Colin Blyth (1922-2019)

While reading the IMS Bulletin (of March 2020), I found out that Canadian statistician Colin Blyth had died last summer. While we had never met in person, I remember his very distinctive and elegant handwriting in a few letters he sent me, including the above I have kept (along with an handwritten letter from Lucien Le Cam!). It contains suggestions about revising our Is Pitman nearness a reasonable criterion?, written with Gene Hwang and William Strawderman and which took three years to publish as it was deemed somewhat controversial. It actually appeared in JASA with discussions from Malay Ghosh, John Keating and Pranab K Sen, Shyamal Das Peddada, C. R. Rao, George Casella and Martin T. Wells, and Colin R. Blyth (with a much stronger wording than in the above letter!, like “What can be said but “It isn’t I, it’s you that are crazy?”). While I had used some of his admissibility results, including the admissibility of the Normal sample average in dimension one, e.g. in my book, I had not realised at the time that Blyth was (a) the first student of Erich Lehmann (b) the originator of [the name] Simpson’s paradox, (c) the scribe for Lehmann’s notes that would eventually lead to Testing Statistical Hypotheses and Theory of Point Estimation, later revised with George Casella. And (d) a keen bagpipe player and scholar.

on Pitman closeness

I came by happenstance upon this talk, “Some Pitman Closeness Properties Pertinent to Symmetric Populations”, given by Mohammad Jozania, at the University of Manitoba next week, and it rescinded my former (if negative) interest in Pitman nearness (or closeness). This criterion, which originated in a 1937 paper of E.J.G. Pitman, compares two estimators in the light of the probability of one being closer (to the “truth”) than the other,

and there was a brief interest in the method at the end of the 1980’s, culminating with Keating and Mason’s book on the topic.

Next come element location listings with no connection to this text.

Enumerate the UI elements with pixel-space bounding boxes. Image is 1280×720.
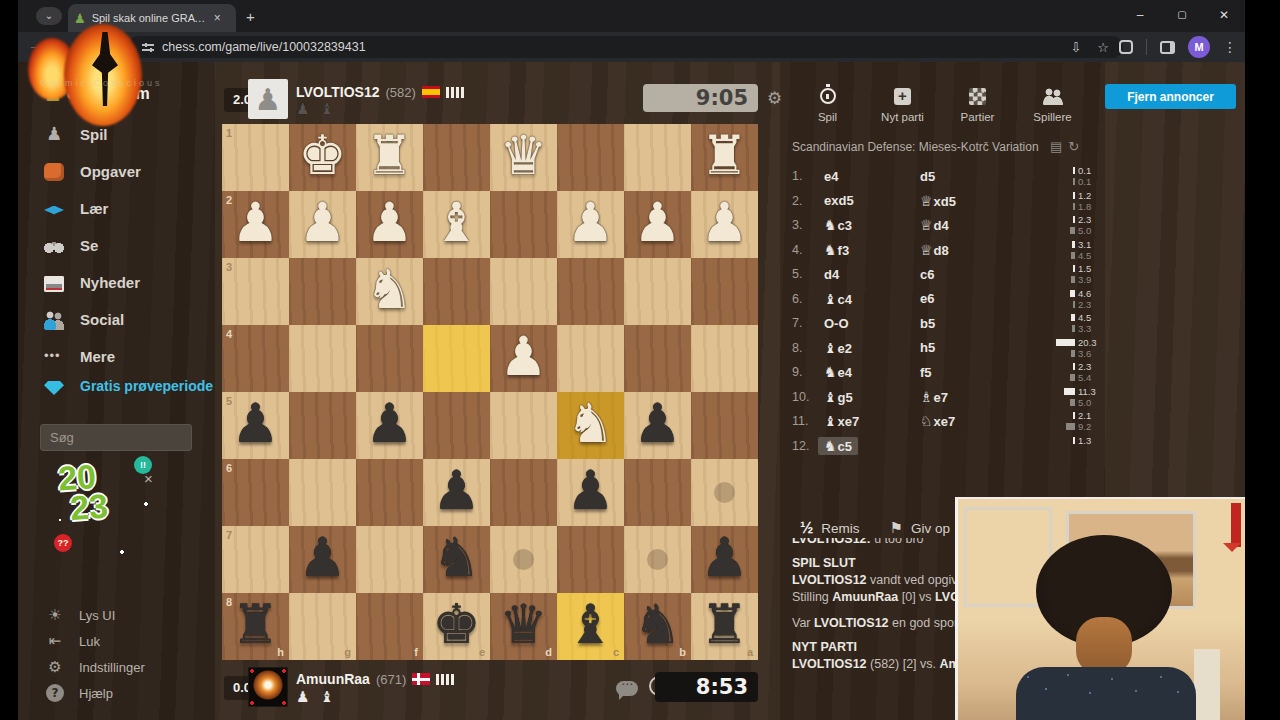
move-w[interactable]: ♞c3 [824, 217, 920, 233]
rank-label: 6 [226, 462, 232, 474]
move-b[interactable]: h5 [920, 340, 1016, 355]
square-a1[interactable]: ♜ [691, 124, 758, 191]
time-bar [1072, 325, 1075, 332]
move-w[interactable]: ♝c4 [824, 291, 920, 307]
panel-tab-nyt-parti[interactable]: Nyt parti [865, 86, 940, 123]
square-d8[interactable]: ♛d [490, 593, 557, 660]
move-w[interactable]: ♞e4 [824, 364, 920, 380]
square-f2[interactable]: ♟ [356, 191, 423, 258]
time-bar [1070, 399, 1075, 406]
sidebar-item-opgaver[interactable]: Opgaver [18, 153, 215, 190]
move-number: 9. [792, 365, 824, 379]
bottom-player-clock: 8:53 [655, 672, 758, 702]
badge-quest: ?? [54, 534, 72, 552]
white-bishop-move-icon: ♝ [824, 389, 837, 405]
square-f4[interactable] [356, 325, 423, 392]
move-b[interactable]: ♕d8 [920, 242, 1016, 258]
rank-label: 7 [226, 529, 232, 541]
square-d6[interactable] [490, 459, 557, 526]
square-d2[interactable] [490, 191, 557, 258]
panel-tab-spillere[interactable]: Spillere [1015, 86, 1090, 123]
move-b[interactable]: b5 [920, 316, 1016, 331]
square-e5[interactable] [423, 392, 490, 459]
time-bar [1073, 301, 1075, 308]
square-e2[interactable]: ♝ [423, 191, 490, 258]
top-player-rating: (582) [386, 85, 416, 100]
sidebar-footer-luk[interactable]: ⇤Luk [18, 628, 215, 654]
time-bar [1073, 437, 1075, 444]
square-d4[interactable]: ♟ [490, 325, 557, 392]
square-g7[interactable]: ♟ [289, 526, 356, 593]
screen: ⌄ ♟ Spil skak online GRATIS - Skak × + –… [0, 0, 1280, 720]
square-c8[interactable]: ♝c [557, 593, 624, 660]
black-bishop-move-icon: ♗ [920, 389, 933, 405]
square-g8[interactable]: g [289, 593, 356, 660]
rank-label: 3 [226, 261, 232, 273]
footer-item-label: Hjælp [79, 686, 113, 701]
square-b1[interactable] [624, 124, 691, 191]
square-a2[interactable]: ♟ [691, 191, 758, 258]
people-icon [1043, 88, 1063, 105]
move-time: 2.3 [1078, 299, 1104, 310]
black-knight-move-icon: ♘ [920, 413, 933, 429]
move-w[interactable]: O-O [824, 316, 920, 331]
square-e8[interactable]: ♚e [423, 593, 490, 660]
white-queen-d1[interactable]: ♛ [490, 124, 557, 191]
square-a6[interactable] [691, 459, 758, 526]
time-bar [1056, 339, 1075, 346]
square-h1[interactable]: 1 [222, 124, 289, 191]
white-bishop-e2[interactable]: ♝ [423, 191, 490, 258]
exit-icon: ⇤ [46, 632, 64, 650]
help-icon: ? [46, 684, 64, 702]
panel-tab-partier[interactable]: Partier [940, 86, 1015, 123]
move-b[interactable]: f5 [920, 365, 1016, 380]
white-rook-f1[interactable]: ♜ [356, 124, 423, 191]
white-pawn-a2[interactable]: ♟ [691, 191, 758, 258]
square-h2[interactable]: ♟2 [222, 191, 289, 258]
square-f3[interactable]: ♞ [356, 258, 423, 325]
square-b3[interactable] [624, 258, 691, 325]
square-h8[interactable]: ♜8h [222, 593, 289, 660]
move-time: 11.3 [1078, 386, 1104, 397]
sun-icon: ☀ [46, 606, 64, 624]
move-time: 5.0 [1078, 225, 1104, 236]
game-actions: ½ Remis ⚑ Giv op [800, 519, 972, 537]
time-bar [1073, 265, 1075, 272]
chess-board[interactable]: 1♚♜♛♜♟2♟♟♝♟♟♟3♞4♟♟5♟♞♟6♟♟7♟♞♟♜8hgf♚e♛d♝c… [222, 124, 758, 660]
square-d5[interactable] [490, 392, 557, 459]
file-label: e [479, 646, 485, 658]
black-queen-move-icon: ♕ [920, 217, 933, 233]
square-a3[interactable] [691, 258, 758, 325]
sidebar-item-label: Social [80, 311, 124, 328]
trial-label: Gratis prøveperiode [80, 378, 213, 395]
puzzle-icon [44, 163, 64, 181]
white-pawn-c2[interactable]: ♟ [557, 191, 624, 258]
square-g6[interactable] [289, 459, 356, 526]
move-row: 8.♝e2h520.33.6 [792, 336, 1104, 361]
move-b[interactable]: c6 [920, 267, 1016, 282]
time-bar [1066, 423, 1075, 430]
move-w[interactable]: ♞f3 [824, 242, 920, 258]
sidebar-item-se[interactable]: Se [18, 227, 215, 264]
square-b8[interactable]: ♞b [624, 593, 691, 660]
remove-ads-button[interactable]: Fjern annoncer [1105, 84, 1236, 109]
close-button[interactable]: ✕ [1203, 0, 1245, 32]
move-time: 3.6 [1078, 348, 1104, 359]
time-bar [1073, 363, 1075, 370]
white-bishop-move-icon: ♝ [824, 413, 837, 429]
time-bar [1070, 290, 1075, 297]
file-label: c [613, 646, 619, 658]
file-label: d [545, 646, 552, 658]
black-queen-move-icon: ♕ [920, 193, 933, 209]
people-icon [44, 310, 64, 330]
move-w[interactable]: exd5 [824, 193, 920, 208]
panel-tab-label: Partier [940, 111, 1015, 123]
square-f1[interactable]: ♜ [356, 124, 423, 191]
time-bar [1073, 192, 1075, 199]
time-bar [1073, 203, 1075, 210]
rank-label: 8 [226, 596, 232, 608]
red-ribbon [1231, 503, 1241, 547]
square-b5[interactable]: ♟ [624, 392, 691, 459]
move-row: 4.♞f3♕d83.14.5 [792, 238, 1104, 263]
move-w[interactable]: ♝g5 [824, 389, 920, 405]
top-player-avatar[interactable]: ♟ [248, 79, 288, 119]
move-time: 1.8 [1078, 201, 1104, 212]
extensions-icon[interactable] [1119, 40, 1133, 54]
move-number: 3. [792, 218, 824, 232]
sidebar-item-label: Mere [80, 348, 115, 365]
bookmark-star-icon[interactable]: ☆ [1097, 40, 1109, 55]
url-text: chess.com/game/live/100032839431 [162, 40, 366, 54]
white-pawn-d4[interactable]: ♟ [490, 325, 557, 392]
sidebar-item-lær[interactable]: Lær [18, 190, 215, 227]
panel-tab-label: Nyt parti [865, 111, 940, 123]
panel-tab-label: Spil [790, 111, 865, 123]
square-d1[interactable]: ♛ [490, 124, 557, 191]
sidebar-item-label: Lær [80, 200, 108, 217]
white-knight-c5[interactable]: ♞ [557, 392, 624, 459]
chat-bubble-icon[interactable] [616, 681, 638, 696]
square-f5[interactable]: ♟ [356, 392, 423, 459]
file-label: f [414, 646, 418, 658]
black-strip-right [1245, 0, 1280, 720]
square-c6[interactable]: ♟ [557, 459, 624, 526]
board-settings-gear-icon[interactable]: ⚙ [767, 88, 782, 108]
resign-button[interactable]: Giv op [911, 521, 950, 536]
time-bar [1073, 178, 1075, 185]
sidebar-menu: SpilOpgaverLærSeNyhederSocialMere [18, 116, 215, 375]
move-row: 11.♝xe7♘xe72.19.2 [792, 409, 1104, 434]
time-bar [1072, 241, 1075, 248]
window-controls: – ▢ ✕ [1119, 0, 1245, 32]
move-time: 0.1 [1078, 176, 1104, 187]
white-king-g1[interactable]: ♚ [289, 124, 356, 191]
square-b7[interactable] [624, 526, 691, 593]
top-player-clock: 9:05 [643, 84, 758, 112]
checker-icon [969, 88, 986, 105]
sidebar-footer-lys-ui[interactable]: ☀Lys UI [18, 602, 215, 628]
white-rook-a1[interactable]: ♜ [691, 124, 758, 191]
rank-label: 5 [226, 395, 232, 407]
sidebar-item-social[interactable]: Social [18, 301, 215, 338]
file-label: g [344, 646, 351, 658]
white-knight-f3[interactable]: ♞ [356, 258, 423, 325]
move-b[interactable]: ♕d4 [920, 217, 1016, 233]
connection-bars-icon [436, 674, 454, 685]
streamer-shirt [1016, 667, 1196, 720]
browser-titlebar: ⌄ ♟ Spil skak online GRATIS - Skak × + –… [18, 0, 1245, 32]
square-e7[interactable]: ♞ [423, 526, 490, 593]
square-c7[interactable] [557, 526, 624, 593]
square-h5[interactable]: ♟5 [222, 392, 289, 459]
white-pawn-g2[interactable]: ♟ [289, 191, 356, 258]
new-tab-button[interactable]: + [246, 8, 255, 25]
file-label: h [277, 646, 284, 658]
gear-icon: ⚙ [46, 658, 64, 676]
square-h6[interactable]: 6 [222, 459, 289, 526]
black-pawn-b5[interactable]: ♟ [624, 392, 691, 459]
news-icon [44, 276, 64, 292]
square-b6[interactable] [624, 459, 691, 526]
square-e3[interactable] [423, 258, 490, 325]
move-w[interactable]: d4 [824, 267, 920, 282]
toolbar-right: M ⋮ [1119, 36, 1237, 58]
move-time: 3.1 [1078, 239, 1104, 250]
move-number: 1. [792, 169, 824, 183]
time-bar [1070, 374, 1075, 381]
plus-icon [894, 88, 911, 105]
white-pawn-f2[interactable]: ♟ [356, 191, 423, 258]
square-e1[interactable] [423, 124, 490, 191]
legal-move-dot [714, 482, 735, 503]
profile-avatar[interactable]: M [1188, 36, 1210, 58]
square-b2[interactable]: ♟ [624, 191, 691, 258]
tab-close-icon[interactable]: × [214, 11, 221, 25]
time-bar [1073, 412, 1075, 419]
footer-item-label: Luk [79, 634, 100, 649]
square-h3[interactable]: 3 [222, 258, 289, 325]
rank-label: 1 [226, 127, 232, 139]
move-time: 2.3 [1078, 214, 1104, 225]
move-b[interactable]: ♗e7 [920, 389, 1016, 405]
move-w[interactable]: ♝e2 [824, 340, 920, 356]
black-pawn-f5[interactable]: ♟ [356, 392, 423, 459]
install-icon[interactable]: ⇩ [1070, 40, 1081, 55]
rank-label: 4 [226, 328, 232, 340]
white-knight-move-icon: ♞ [824, 242, 837, 258]
top-player-info[interactable]: LVOLTIOS12 (582) [296, 84, 464, 100]
sidebar-item-nyheder[interactable]: Nyheder [18, 264, 215, 301]
badge-close-icon[interactable]: × [144, 470, 153, 487]
move-b[interactable]: ♘xe7 [920, 413, 1016, 429]
opening-book-icon[interactable]: ▤ [1050, 139, 1062, 154]
white-knight-move-icon: ♞ [824, 364, 837, 380]
right-panel-tabs: SpilNyt partiPartierSpillere [790, 86, 1090, 123]
bottom-player-name: AmuunRaa [296, 671, 370, 687]
legal-move-dot [647, 549, 668, 570]
file-label: a [747, 646, 753, 658]
opening-explorer-icon[interactable]: ↻ [1068, 139, 1079, 154]
square-g2[interactable]: ♟ [289, 191, 356, 258]
move-row: 7.O-Ob54.53.3 [792, 311, 1104, 336]
square-e4[interactable] [423, 325, 490, 392]
square-b4[interactable] [624, 325, 691, 392]
promo-2023-badge[interactable]: 20 23 !! ?? [58, 460, 158, 560]
time-bar [1071, 276, 1075, 283]
square-a5[interactable] [691, 392, 758, 459]
move-time: 4.5 [1078, 312, 1104, 323]
square-d7[interactable] [490, 526, 557, 593]
move-number: 7. [792, 316, 824, 330]
move-number: 10. [792, 390, 824, 404]
black-pawn-e6[interactable]: ♟ [423, 459, 490, 526]
move-row: 3.♞c3♕d42.35.0 [792, 213, 1104, 238]
move-row: 6.♝c4e64.62.3 [792, 287, 1104, 312]
black-pawn-g7[interactable]: ♟ [289, 526, 356, 593]
square-h4[interactable]: 4 [222, 325, 289, 392]
square-g5[interactable] [289, 392, 356, 459]
white-knight-move-icon: ♞ [824, 217, 837, 233]
square-a7[interactable]: ♟ [691, 526, 758, 593]
spain-flag-icon [422, 86, 440, 98]
minimize-button[interactable]: – [1119, 0, 1161, 32]
move-row: 1.e4d50.10.1 [792, 164, 1104, 189]
black-knight-e7[interactable]: ♞ [423, 526, 490, 593]
sidebar: ♟ chess.com SpilOpgaverLærSeNyhederSocia… [18, 62, 215, 720]
square-c3[interactable] [557, 258, 624, 325]
address-bar[interactable]: chess.com/game/live/100032839431 ⇩ ☆ [128, 36, 1123, 58]
time-bar [1073, 216, 1075, 223]
move-number: 5. [792, 267, 824, 281]
phoenix-logo-overlay [28, 22, 146, 130]
square-f7[interactable] [356, 526, 423, 593]
sidebar-footer-indstillinger[interactable]: ⚙Indstillinger [18, 654, 215, 680]
move-b[interactable]: ♕xd5 [920, 193, 1016, 209]
move-time: 3.3 [1078, 323, 1104, 334]
stopwatch-icon [820, 88, 836, 104]
white-bishop-move-icon: ♝ [824, 340, 837, 356]
cap-icon [44, 206, 64, 217]
top-player-name: LVOLTIOS12 [296, 84, 380, 100]
sidebar-item-label: Nyheder [80, 274, 140, 291]
move-time: 9.2 [1078, 421, 1104, 432]
square-c4[interactable] [557, 325, 624, 392]
draw-button[interactable]: Remis [821, 521, 859, 536]
badge-year-bottom: 23 [69, 487, 159, 523]
sidebar-item-label: Se [80, 237, 98, 254]
move-time: 1.5 [1078, 263, 1104, 274]
move-w[interactable]: ♝xe7 [824, 413, 920, 429]
time-bar [1073, 167, 1075, 174]
file-label: b [679, 646, 686, 658]
move-b[interactable]: d5 [920, 169, 1016, 184]
time-bar [1071, 252, 1076, 259]
resign-flag-icon[interactable]: ⚑ [890, 519, 903, 537]
square-c5[interactable]: ♞ [557, 392, 624, 459]
move-time: 1.3 [1078, 435, 1104, 446]
move-number: 11. [792, 414, 824, 428]
opening-name: Scandinavian Defense: Mieses-Kotrč Varia… [792, 140, 1044, 154]
square-a8[interactable]: ♜a [691, 593, 758, 660]
black-pawn-c6[interactable]: ♟ [557, 459, 624, 526]
move-time: 1.2 [1078, 190, 1104, 201]
move-w[interactable]: ♞c5 [824, 437, 920, 455]
square-g1[interactable]: ♚ [289, 124, 356, 191]
sidebar-footer-hjælp[interactable]: ?Hjælp [18, 680, 215, 706]
time-bar [1071, 350, 1075, 357]
sidebar-footer: ☀Lys UI⇤Luk⚙Indstillinger?Hjælp [18, 602, 215, 706]
rank-label: 2 [226, 194, 232, 206]
square-h7[interactable]: 7 [222, 526, 289, 593]
sidebar-item-mere[interactable]: Mere [18, 338, 215, 375]
bottom-player-rating: (671) [376, 672, 406, 687]
stream-watermark: Cosmic Conscious [40, 78, 163, 88]
panel-tab-label: Spillere [1015, 111, 1090, 123]
move-row: 2.exd5♕xd51.21.8 [792, 189, 1104, 214]
square-d3[interactable] [490, 258, 557, 325]
move-time: 3.9 [1078, 274, 1104, 285]
white-knight-move-icon: ♞ [824, 438, 837, 454]
side-panel-icon[interactable] [1160, 41, 1175, 54]
white-bishop-move-icon: ♝ [824, 291, 837, 307]
denmark-flag-icon [412, 673, 430, 685]
square-g4[interactable] [289, 325, 356, 392]
dots-icon [44, 347, 64, 367]
square-f8[interactable]: f [356, 593, 423, 660]
move-time: 20.3 [1078, 337, 1104, 348]
top-player-captured-pieces: ♟ ♝ [296, 100, 337, 118]
diamond-icon [44, 381, 64, 395]
sidebar-item-trial[interactable]: Gratis prøveperiode [44, 378, 213, 395]
black-queen-move-icon: ♕ [920, 242, 933, 258]
square-c2[interactable]: ♟ [557, 191, 624, 258]
footer-item-label: Indstillinger [79, 660, 145, 675]
bottom-player-info[interactable]: AmuunRaa (671) [296, 671, 454, 687]
panel-tab-spil[interactable]: Spil [790, 86, 865, 123]
bottom-player-captured-pieces: ♟ ♝ [296, 688, 337, 706]
black-pawn-a7[interactable]: ♟ [691, 526, 758, 593]
draw-half-icon[interactable]: ½ [800, 519, 813, 537]
move-w[interactable]: e4 [824, 169, 920, 184]
time-bar [1070, 227, 1075, 234]
square-f6[interactable] [356, 459, 423, 526]
opening-row: Scandinavian Defense: Mieses-Kotrč Varia… [792, 139, 1104, 154]
square-a4[interactable] [691, 325, 758, 392]
search-input[interactable] [40, 424, 192, 451]
time-bar [1071, 314, 1076, 321]
move-b[interactable]: e6 [920, 291, 1016, 306]
move-time: 0.1 [1078, 165, 1104, 176]
move-time: 5.0 [1078, 397, 1104, 408]
square-c1[interactable] [557, 124, 624, 191]
legal-move-dot [513, 549, 534, 570]
menu-dots-icon[interactable]: ⋮ [1223, 39, 1237, 55]
square-g3[interactable] [289, 258, 356, 325]
connection-bars-icon [446, 87, 464, 98]
square-e6[interactable]: ♟ [423, 459, 490, 526]
white-pawn-b2[interactable]: ♟ [624, 191, 691, 258]
move-number: 8. [792, 341, 824, 355]
time-bar [1064, 388, 1075, 395]
move-number: 6. [792, 292, 824, 306]
bottom-player-avatar[interactable] [248, 667, 288, 707]
move-row: 9.♞e4f52.35.4 [792, 360, 1104, 385]
move-time: 5.4 [1078, 372, 1104, 383]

In a 1993 JASA paper I wrote with Gene Hwang and Bill Strawderman, entitled “Is Pitman Closeness a Reasonable Criterion?“, we demonstrated that, in many respects, this criterion was not appropriate for comparing estimators. For instance, the comparison was not transitive, two estimators with the same marginal distribution could sometimes be ranked, a Bayes estimator could not be properly derived, some counter-intuitive orderings could be exhibited, &tc… This was an exciting (and fun) paper to  write as it was only made of (counter)examples. (Hence our answer to the above question was  definitive no.) Judging from the abstract to the talk,

In this talk, we focus on Pitman closeness probabilities when the estimators are symmetrically distributed about the unknown parameter θ. We first consider two symmetric estimators θ¹ and θ² and obtain necessary and sufficient conditions for θ¹ to be Pitman closer to the common median θ than θ². We then establish some properties in the context of estimation under Pitman closeness criterion. We define a Pitman closeness probability which measures the frequency with which an individual order statistic is Pitman closer to θ than some symmetric estimator. We show that, for symmetric populations, the sample median is Pitman closer to the population median than any other symmetrically distributed estimator of θ. Finally, we discuss the use of Pitman closeness probabilities in the determination of an optimal ranked set sampling scheme (denoted by RSS) for the estimation of the population median when the underlying distribution is symmetric. We show that the best RSS scheme from symmetric populations in the sense of Pitman closeness is the median and randomized median RSS for the cases of odd and even sample sizes, respectively.

it sounds like the authors have relaunched research in this area, hence that our 1993 definitive conclusion against the use of the criterion was not definitive for everyone…  (I could not find a trace of the corresponding paper through google, but I would be interested in reading the recent research on the topic! Even though the result about the “optimality” of the sample median reminds me of earlier results, with the related drawback that this optimality is incompatible with the sufficiency principle.)